Zodiac Calendars in the Dead Sea Scrolls and Their Reception by Helen Jacobus.
Brill, $234
The Hebrew calendar which governs our religious year, based on a lunar cycle, might have been fixed by the rabbis long ago.
But its adoption was by no means a foregone conclusion. The Dead Sea Scrolls, for example, contain evidence that there were alternative calendar systems in use in ancient days.
One is a solar calendar of 364 days. The other, which is the subject of a new book by former JC women's editor Helen Jacobus, is a zodiac lunar calendar, which also demonstrates that astrology was taken seriously at the time.
In Zodiac Calendars in the Dead Sea Scrolls, Dr Jacobus argues on the basis of two manuscripts found at Qumran that some of our ancestors worked by a calendar which had a zodiac sign for each day of the month.
The calendar is linked to the apocryphal book of Enoch, an early Jewish text, Aramaic fragments of which were discovered at Qumran. The mystical work was also preserved in classical Ethiopic, Ge'ez, and forms part of the liturgy of the Ethiopian and Eritrean Orthodox Tewahedo Church.

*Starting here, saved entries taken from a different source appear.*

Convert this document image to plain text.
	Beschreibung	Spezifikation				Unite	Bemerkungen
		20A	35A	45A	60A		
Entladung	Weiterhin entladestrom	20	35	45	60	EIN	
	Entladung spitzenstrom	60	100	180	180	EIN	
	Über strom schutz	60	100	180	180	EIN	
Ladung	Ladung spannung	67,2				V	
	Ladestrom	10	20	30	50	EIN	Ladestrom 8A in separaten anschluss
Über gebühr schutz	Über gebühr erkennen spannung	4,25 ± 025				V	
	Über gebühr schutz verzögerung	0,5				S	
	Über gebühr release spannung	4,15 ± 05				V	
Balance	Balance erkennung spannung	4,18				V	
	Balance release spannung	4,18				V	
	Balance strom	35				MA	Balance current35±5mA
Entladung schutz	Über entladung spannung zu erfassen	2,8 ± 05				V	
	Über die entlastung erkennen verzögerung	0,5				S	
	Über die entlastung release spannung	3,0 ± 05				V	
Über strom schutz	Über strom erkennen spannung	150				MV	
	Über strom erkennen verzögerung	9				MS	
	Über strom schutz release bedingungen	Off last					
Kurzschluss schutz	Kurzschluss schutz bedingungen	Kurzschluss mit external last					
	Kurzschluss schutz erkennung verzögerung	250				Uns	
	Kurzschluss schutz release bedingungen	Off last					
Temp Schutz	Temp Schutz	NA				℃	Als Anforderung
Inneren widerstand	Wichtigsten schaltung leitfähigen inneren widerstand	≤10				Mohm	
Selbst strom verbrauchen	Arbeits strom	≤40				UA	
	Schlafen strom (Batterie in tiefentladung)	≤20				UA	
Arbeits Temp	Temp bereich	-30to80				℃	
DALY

It also belongs to the canon of Beta Israel, the Ethiopian Jews, who regard other early texts among the Dead Sea collection as divinely inspired.
Enoch is the character who is mysteriously spirited away to heaven by God in the early chapters of Genesis, without explanation in the Bible.
"The Book of Enoch contains stories of angels, called the Watchers, who taught secret knowledge to human women, including astronomy, astrology and the calendars before Noah's Flood," says Dr Jacobus. "In parallel stories, Enoch is taught the secrets of the calendar by the archangel Uriel during a heavenly journey through the cosmos."
Who knows, if history had turned out differently, our synagogues, as they once did, might still be displaying zodiacs.